Ano jest.Na szczęście nie każdy.Ale człowiek  rodzi się bez sił niszczących.Destrukcja przychodzi póżniej.Z przykładu tych sił, które są najpotężniejsze.To ich presja nas kształtuje. Krzyczą,gdy bronimy się, a ja słyszę inny krzyk.Krzyk Fryderyka Nietzsche ( znane powszechnie spotkanie z katowanym koniem) i krzyk ludzi, którzy nie chcą być dla tej siły przedmiotami jednorazowego użytku.Wczoraj w rosyjskiej cerkwi krzyk ten był niemy.Przemawiał obraz .Przepych stroju hierarchów i dresy fikających gimnastyków.Bo prawda budzi się...
Jaskółko, jutro chcę napisać o zdradzie, ale ciśnie mi się obraz głupoty przepychu. To ona-głupota i przepych- obrazuje przepaść, która dzieli ludzi od tej siły, o którą pytamy.
No, a ta wiedza, co w nas drzemie sobie w utajeniu, to ona wcale nie jest taka mała.Dla mnie przejawia się także w "Przeglądzie", ale przede wszystkim w internecie.To internet właśnie przypomina i pogania."Pogania umysł i mówi: no już, skończ czytanie, chodż dalej". I idziemy...Serdeczności.

5 komentarzy:

  1. Są ludzie, dla których panowanie nad tłumem jest podnietą i mobilizuje do paskudnych zachowań. Dla tych ludzi kłamstwo jest chlebem powszednim, jeżeli tych samych ludzi mamy na myśli. Miłego dnia.

    OdpowiedzUsuń
  2. niektórzy mają paskudne zachowanie miłego dzionka

    OdpowiedzUsuń
  3. Dobrochno, Twoje notki czyta się jak księgę mądrości....Zgadzam się z określeniem, że ludzie są gorszymi stworzeniami od zwierząt. A ci, o których piszesz wyznają tylko jedną prawdę i "prawo Kalego", okropność!!!!Pozdrawiam serdecznie i miłego dnia życzę!!!!

    OdpowiedzUsuń
  4. michalc30.bloog.pl24 kwietnia 2012 04:52

    Witaj Dobrochno!
    Ale dzisiaj filozoficznie...
    Ludzie bywają różni.

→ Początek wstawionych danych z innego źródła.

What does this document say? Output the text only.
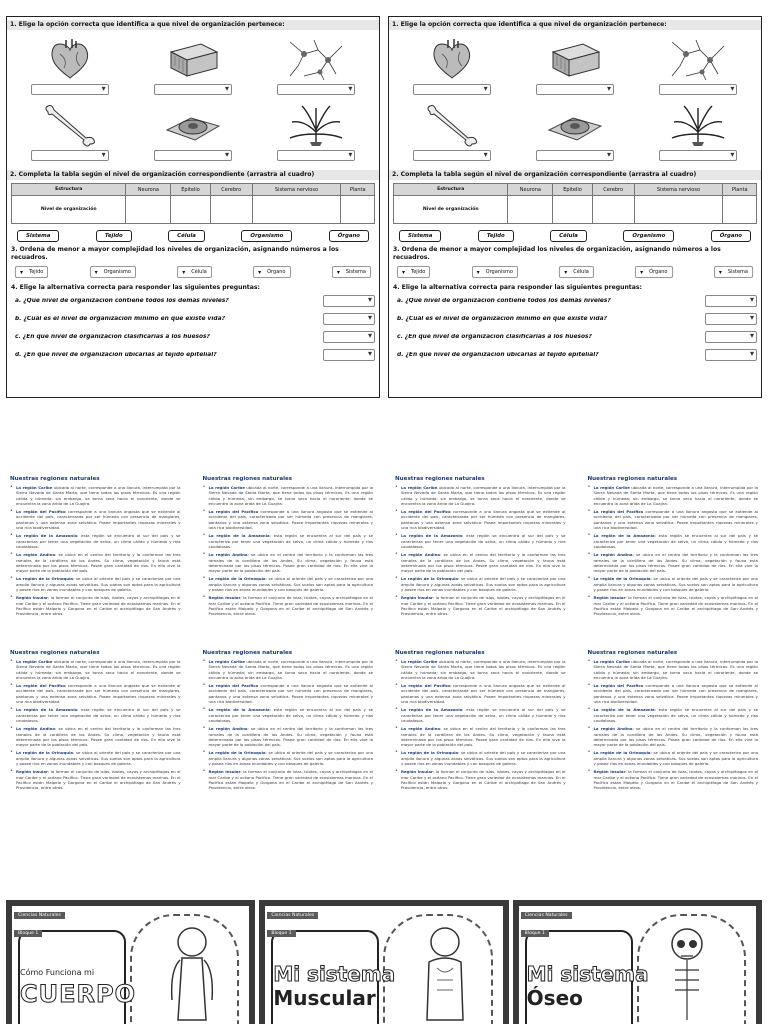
1. Elige la opción correcta que identifica a que nivel de organización pertenece:
▾
▾
▾
▾
▾
▾
2. Completa la tabla según el nivel de organización correspondiente (arrastra al cuadro)
Estructura	Neurona	Epitelio	Cerebro	Sistema nervioso	Planta
Nivel de organización					
Sistema	Tejido	Célula	Organismo	Órgano
3. Ordena de menor a mayor complejidad los niveles de organización, asignando números a los recuadros.
▾ Tejido	▾ Organismo	▾ Célula	▾ Órgano	▾ Sistema
4. Elige la alternativa correcta para responder las siguientes preguntas:
a. ¿Qué nivel de organización contiene todos los demás niveles?
▾
b. ¿Cuál es el nivel de organización mínimo en que existe vida?
▾
c. ¿En qué nivel de organización clasificarías a los huesos?
▾
d. ¿En qué nivel de organización ubicarías al tejido epitelial?
▾
1. Elige la opción correcta que identifica a que nivel de organización pertenece:
▾
▾
▾
▾
▾
▾
2. Completa la tabla según el nivel de organización correspondiente (arrastra al cuadro)
Estructura	Neurona	Epitelio	Cerebro	Sistema nervioso	Planta
Nivel de organización					
Sistema	Tejido	Célula	Organismo	Órgano
3. Ordena de menor a mayor complejidad los niveles de organización, asignando números a los recuadros.
▾ Tejido	▾ Organismo	▾ Célula	▾ Órgano	▾ Sistema
4. Elige la alternativa correcta para responder las siguientes preguntas:
a. ¿Qué nivel de organización contiene todos los demás niveles?
▾
b. ¿Cuál es el nivel de organización mínimo en que existe vida?
▾
c. ¿En qué nivel de organización clasificarías a los huesos?
▾
d. ¿En qué nivel de organización ubicarías al tejido epitelial?
▾
Nuestras regiones naturales
• La región Caribe ubicada al norte, corresponde a una llanura, interrumpida por la Sierra Nevada de Santa Marta, que tiene todos los pisos térmicos. Es una región cálida y húmeda; sin embargo, se torna seca hacia el nororiente, donde se encuentra la zona árida de La Guajira.

• La región del Pacífico corresponde a una llanura angosta que se extiende al occidente del país, caracterizada por ser húmeda con presencia de manglares, pantanos y una extensa zona selvática. Posee importantes riquezas minerales y una rica biodiversidad.

• La región de la Amazonia: esta región se encuentra al sur del país y se caracteriza por tener una vegetación de selva, un clima cálido y húmedo y ríos caudalosos.

• La región Andina: se ubica en el centro del territorio y la conforman las tres ramales de la cordillera de los Andes. Su clima, vegetación y fauna está determinada por los pisos térmicos. Posee gran cantidad de ríos. En ella vive la mayor parte de la población del país.

• La región de la Orinoquia: se ubica al oriente del país y se caracteriza por una amplia llanura y algunas zonas selváticas. Sus suelos son aptos para la agricultura y posee ríos en zonas inundables y con bosques de galería.

• Región Insular: la forman el conjunto de islas, islotes, cayos y archipiélagos en el mar Caribe y el océano Pacífico. Tiene gran variedad de ecosistemas marinos. En el Pacífico están Malpelo y Gorgona en el Caribe el archipiélago de San Andrés y Providencia, entre otros.

Nuestras regiones naturales
• La región Caribe ubicada al norte, corresponde a una llanura, interrumpida por la Sierra Nevada de Santa Marta, que tiene todos los pisos térmicos. Es una región cálida y húmeda; sin embargo, se torna seca hacia el nororiente, donde se encuentra la zona árida de La Guajira.

• La región del Pacífico corresponde a una llanura angosta que se extiende al occidente del país, caracterizada por ser húmeda con presencia de manglares, pantanos y una extensa zona selvática. Posee importantes riquezas minerales y una rica biodiversidad.

• La región de la Amazonia: esta región se encuentra al sur del país y se caracteriza por tener una vegetación de selva, un clima cálido y húmedo y ríos caudalosos.

• La región Andina: se ubica en el centro del territorio y la conforman las tres ramales de la cordillera de los Andes. Su clima, vegetación y fauna está determinada por los pisos térmicos. Posee gran cantidad de ríos. En ella vive la mayor parte de la población del país.

• La región de la Orinoquia: se ubica al oriente del país y se caracteriza por una amplia llanura y algunas zonas selváticas. Sus suelos son aptos para la agricultura y posee ríos en zonas inundables y con bosques de galería.

• Región Insular: la forman el conjunto de islas, islotes, cayos y archipiélagos en el mar Caribe y el océano Pacífico. Tiene gran variedad de ecosistemas marinos. En el Pacífico están Malpelo y Gorgona en el Caribe el archipiélago de San Andrés y Providencia, entre otros.

Nuestras regiones naturales
• La región Caribe ubicada al norte, corresponde a una llanura, interrumpida por la Sierra Nevada de Santa Marta, que tiene todos los pisos térmicos. Es una región cálida y húmeda; sin embargo, se torna seca hacia el nororiente, donde se encuentra la zona árida de La Guajira.

• La región del Pacífico corresponde a una llanura angosta que se extiende al occidente del país, caracterizada por ser húmeda con presencia de manglares, pantanos y una extensa zona selvática. Posee importantes riquezas minerales y una rica biodiversidad.

• La región de la Amazonia: esta región se encuentra al sur del país y se caracteriza por tener una vegetación de selva, un clima cálido y húmedo y ríos caudalosos.

• La región Andina: se ubica en el centro del territorio y la conforman las tres ramales de la cordillera de los Andes. Su clima, vegetación y fauna está determinada por los pisos térmicos. Posee gran cantidad de ríos. En ella vive la mayor parte de la población del país.

• La región de la Orinoquia: se ubica al oriente del país y se caracteriza por una amplia llanura y algunas zonas selváticas. Sus suelos son aptos para la agricultura y posee ríos en zonas inundables y con bosques de galería.

• Región Insular: la forman el conjunto de islas, islotes, cayos y archipiélagos en el mar Caribe y el océano Pacífico. Tiene gran variedad de ecosistemas marinos. En el Pacífico están Malpelo y Gorgona en el Caribe el archipiélago de San Andrés y Providencia, entre otros.

Nuestras regiones naturales
• La región Caribe ubicada al norte, corresponde a una llanura, interrumpida por la Sierra Nevada de Santa Marta, que tiene todos los pisos térmicos. Es una región cálida y húmeda; sin embargo, se torna seca hacia el nororiente, donde se encuentra la zona árida de La Guajira.

• La región del Pacífico corresponde a una llanura angosta que se extiende al occidente del país, caracterizada por ser húmeda con presencia de manglares, pantanos y una extensa zona selvática. Posee importantes riquezas minerales y una rica biodiversidad.

• La región de la Amazonia: esta región se encuentra al sur del país y se caracteriza por tener una vegetación de selva, un clima cálido y húmedo y ríos caudalosos.

• La región Andina: se ubica en el centro del territorio y la conforman las tres ramales de la cordillera de los Andes. Su clima, vegetación y fauna está determinada por los pisos térmicos. Posee gran cantidad de ríos. En ella vive la mayor parte de la población del país.

• La región de la Orinoquia: se ubica al oriente del país y se caracteriza por una amplia llanura y algunas zonas selváticas. Sus suelos son aptos para la agricultura y posee ríos en zonas inundables y con bosques de galería.

• Región Insular: la forman el conjunto de islas, islotes, cayos y archipiélagos en el mar Caribe y el océano Pacífico. Tiene gran variedad de ecosistemas marinos. En el Pacífico están Malpelo y Gorgona en el Caribe el archipiélago de San Andrés y Providencia, entre otros.

Nuestras regiones naturales
• La región Caribe ubicada al norte, corresponde a una llanura, interrumpida por la Sierra Nevada de Santa Marta, que tiene todos los pisos térmicos. Es una región cálida y húmeda; sin embargo, se torna seca hacia el nororiente, donde se encuentra la zona árida de La Guajira.

• La región del Pacífico corresponde a una llanura angosta que se extiende al occidente del país, caracterizada por ser húmeda con presencia de manglares, pantanos y una extensa zona selvática. Posee importantes riquezas minerales y una rica biodiversidad.

• La región de la Amazonia: esta región se encuentra al sur del país y se caracteriza por tener una vegetación de selva, un clima cálido y húmedo y ríos caudalosos.

• La región Andina: se ubica en el centro del territorio y la conforman las tres ramales de la cordillera de los Andes. Su clima, vegetación y fauna está determinada por los pisos térmicos. Posee gran cantidad de ríos. En ella vive la mayor parte de la población del país.

• La región de la Orinoquia: se ubica al oriente del país y se caracteriza por una amplia llanura y algunas zonas selváticas. Sus suelos son aptos para la agricultura y posee ríos en zonas inundables y con bosques de galería.

• Región Insular: la forman el conjunto de islas, islotes, cayos y archipiélagos en el mar Caribe y el océano Pacífico. Tiene gran variedad de ecosistemas marinos. En el Pacífico están Malpelo y Gorgona en el Caribe el archipiélago de San Andrés y Providencia, entre otros.

Nuestras regiones naturales
• La región Caribe ubicada al norte, corresponde a una llanura, interrumpida por la Sierra Nevada de Santa Marta, que tiene todos los pisos térmicos. Es una región cálida y húmeda; sin embargo, se torna seca hacia el nororiente, donde se encuentra la zona árida de La Guajira.

• La región del Pacífico corresponde a una llanura angosta que se extiende al occidente del país, caracterizada por ser húmeda con presencia de manglares, pantanos y una extensa zona selvática. Posee importantes riquezas minerales y una rica biodiversidad.

• La región de la Amazonia: esta región se encuentra al sur del país y se caracteriza por tener una vegetación de selva, un clima cálido y húmedo y ríos caudalosos.

• La región Andina: se ubica en el centro del territorio y la conforman las tres ramales de la cordillera de los Andes. Su clima, vegetación y fauna está determinada por los pisos térmicos. Posee gran cantidad de ríos. En ella vive la mayor parte de la población del país.

• La región de la Orinoquia: se ubica al oriente del país y se caracteriza por una amplia llanura y algunas zonas selváticas. Sus suelos son aptos para la agricultura y posee ríos en zonas inundables y con bosques de galería.

• Región Insular: la forman el conjunto de islas, islotes, cayos y archipiélagos en el mar Caribe y el océano Pacífico. Tiene gran variedad de ecosistemas marinos. En el Pacífico están Malpelo y Gorgona en el Caribe el archipiélago de San Andrés y Providencia, entre otros.

Nuestras regiones naturales
• La región Caribe ubicada al norte, corresponde a una llanura, interrumpida por la Sierra Nevada de Santa Marta, que tiene todos los pisos térmicos. Es una región cálida y húmeda; sin embargo, se torna seca hacia el nororiente, donde se encuentra la zona árida de La Guajira.

• La región del Pacífico corresponde a una llanura angosta que se extiende al occidente del país, caracterizada por ser húmeda con presencia de manglares, pantanos y una extensa zona selvática. Posee importantes riquezas minerales y una rica biodiversidad.

• La región de la Amazonia: esta región se encuentra al sur del país y se caracteriza por tener una vegetación de selva, un clima cálido y húmedo y ríos caudalosos.

• La región Andina: se ubica en el centro del territorio y la conforman las tres ramales de la cordillera de los Andes. Su clima, vegetación y fauna está determinada por los pisos térmicos. Posee gran cantidad de ríos. En ella vive la mayor parte de la población del país.

• La región de la Orinoquia: se ubica al oriente del país y se caracteriza por una amplia llanura y algunas zonas selváticas. Sus suelos son aptos para la agricultura y posee ríos en zonas inundables y con bosques de galería.

• Región Insular: la forman el conjunto de islas, islotes, cayos y archipiélagos en el mar Caribe y el océano Pacífico. Tiene gran variedad de ecosistemas marinos. En el Pacífico están Malpelo y Gorgona en el Caribe el archipiélago de San Andrés y Providencia, entre otros.

Nuestras regiones naturales
• La región Caribe ubicada al norte, corresponde a una llanura, interrumpida por la Sierra Nevada de Santa Marta, que tiene todos los pisos térmicos. Es una región cálida y húmeda; sin embargo, se torna seca hacia el nororiente, donde se encuentra la zona árida de La Guajira.

• La región del Pacífico corresponde a una llanura angosta que se extiende al occidente del país, caracterizada por ser húmeda con presencia de manglares, pantanos y una extensa zona selvática. Posee importantes riquezas minerales y una rica biodiversidad.

• La región de la Amazonia: esta región se encuentra al sur del país y se caracteriza por tener una vegetación de selva, un clima cálido y húmedo y ríos caudalosos.

• La región Andina: se ubica en el centro del territorio y la conforman las tres ramales de la cordillera de los Andes. Su clima, vegetación y fauna está determinada por los pisos térmicos. Posee gran cantidad de ríos. En ella vive la mayor parte de la población del país.

• La región de la Orinoquia: se ubica al oriente del país y se caracteriza por una amplia llanura y algunas zonas selváticas. Sus suelos son aptos para la agricultura y posee ríos en zonas inundables y con bosques de galería.

• Región Insular: la forman el conjunto de islas, islotes, cayos y archipiélagos en el mar Caribe y el océano Pacífico. Tiene gran variedad de ecosistemas marinos. En el Pacífico están Malpelo y Gorgona en el Caribe el archipiélago de San Andrés y Providencia, entre otros.

Ciencias Naturales
Bloque 1
Cómo Funciona mi
CUERPO
Ciencias Naturales
Bloque 1
Mi sistema
Muscular
Ciencias Naturales
Bloque 1
Mi sistema
Óseo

Jedni chcą panować nad tłumem i kłamią przy tym jak najęci. Mnie już to na szczęście mało rusza. Mam swoją własną Polskę, marzenia i bezpieczny azyl, takie małe Idaho, gdzie chowam się przed głupotą, hipokryzją i chamstwem.
    Pozdrawiam serdecznie.
    Michał
    Michał

    OdpowiedzUsuń
  5. Przeczytałam i teraz ja jestem "ogłuszona". Dużo tego napisałaś. Dużo i bardzo "treściwie". Jesteś bardzo oczytana. Mówisz o roli wiedzy. Ja też mam takie huśtawki. Czasem wydaje mi się, że temat lotny, trzeba tylko go jakoś ująć, a potem, jak bańka, wszystko się rozmydla. Bo brak mi oparcia w wiedzy.I szukam, cały czas szukam... Mój post czeka na kontynuację. I będzie, ale muszę to poukładać, żeby utrzymać sens rozważań. Poza tym, muszę rozgraniczyć wiedzę od wiary ( od tej religijnej), bo uwikłamy się w przepychanki. Myślę, że przedstawiciele Kościoła chrześcijańskiego celowo - mimo wszystko- kłamią, przemilczają, przekręcają w imię własnego interesu. Czytam "Przegląd", "Politykę" "Newsweek". Jest w nich wiele interesujących artykułów. Wydaje mi się, że raczej obiektywnych i nieskażonych kłamstwem oraz histerią.